En el bats’il k’op tseltal existen varios neologismos que permiten significar ciertas realidades. Uno de ellos es el avión que, al ser constante en los cielos, ha adquirido el nombre de xulem tak’in, es decir, “el zopilote de metal”. La invención del sentido reúne la forma del transporte aéreo, en tanto pájaro, y la materia de su estructura. Esta singularidad también es la del helicóptero, que se dice tultux tak’in, “libélula de metal”. De manera similar sucede con el celular, que se nombra como ch’ajan tak’in, es decir, “la cuerda/lazo de metal”. Si bien no hay una relación directa entre el dispositivo de comunicación con el lazo, se asocia que a través de él se filtran las voces. Asimismo, la batería de dicho dispositivo se dice kajk’, que es “el fuego”, lo que le da energía.

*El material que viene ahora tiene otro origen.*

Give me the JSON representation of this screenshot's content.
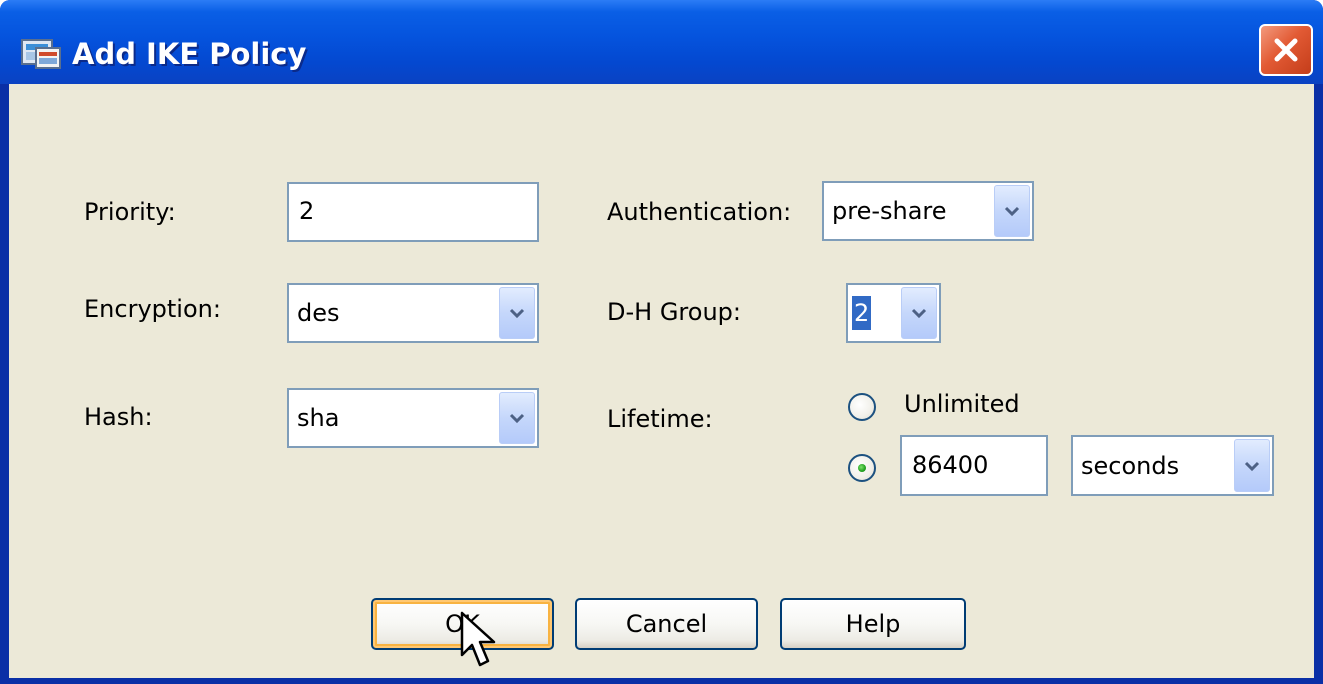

Hay palabras que amplían sus significados.
El metal es un elemento que también aparece en los neologismos de otros idiomas. Es un término empleado para designar lo que resulta ajeno al territorio-pueblo, tal como sucede con las cosas construidas con dicha materia. En binnizá, por ejemplo, la radio es nombrada como guiiba ruche’che diidxa, que es la conformación de los vocablos guiiba, fierro/metal o arma de fuego; ruche’che, acción de esparcir o regar algo; y diidxa, palabra/voz o texto, que se interpretaría como “esparcir la palabra a través del metal”. En esta misma lengua también se encuentra una correspondencia entre la forma y la función de las cosas que denomina. El celular se diche bichugalé, que está conformado por las palabras bichuga, caparazón; y lé, acción de hablar, que es “el caparazón que habla”. Algo parecido sucede con la guitarra, que es nombrado como yagalé. Yaga, madera/árbol; y lé, acción de hablar, que se traduce como “árbol o madera que habla”. Estos neologismos tienen la característica de ser figuras retóricas, de ser metáforas.
Hay neologismos socializados en la comunidad, y otros que son propuestas de ciertos grupos. Una de ellas es la de un colectivo de jóvenes ch’oles que trabaja con la revitalización de su lengua a través de redes digitales, a las que han llamado kolem chim, “gran red”. Es posible que este término sea una denominación que se fortalezca mediante su difusión y apropiación en el pueblo, pues los neologismos persisten en la medida en que se delineen en la voz de cada hablante.
Así como existen préstamos, nativización lingüística y neologismos, también hay terminologías que no encuentran lugar en las lenguas originarias. Y no por falta de capacidad imaginativa, sino ante la falta de relevancia en la vida cotidiana de las personas. Pienso en conceptos como colonialismo, posmodernidad, atomización o indexación, que no repercuten en el despliegue de la vida-mundo de los pueblos y las culturas. En este sentido, hay palabras que nunca serán traducidas ni apropiadas ni dichas por sus hablantes.
Esta breve reflexión es un acercamiento al dinamismo de las lenguas originarias en el presente, a partir de la creación de nuevos significados o, como se dice en tseltal, de yach’il k’opetik. En cada una de ellas germinan sentidos que dan existencia a las cosas.
Toda lengua es como el viento: fluida, etérea e impetuosa.
- Agradezco a Fernando Valdivieso, binnizá; Angélica Gómez, tojol-ab’al; Miriam Hernández, ch’ol; Hilario Gómez, tsotsil; y Arnulfo Morales, zoque, por compartirme los neologismos y términos en su lengua originaria.
- Nombre que refiere a seres sagrados y espirituales con poderes sobrenaturales.
- Lenkersdorf, Carlos. Filosofar en clave tojolabal. México: Miguel Ángel Porrúa. 2005, p. 9
- Wittgenstein, Ludwig. Tractus logico-philosophicus. Madrid: Alianza editorial, 2015, p. 123.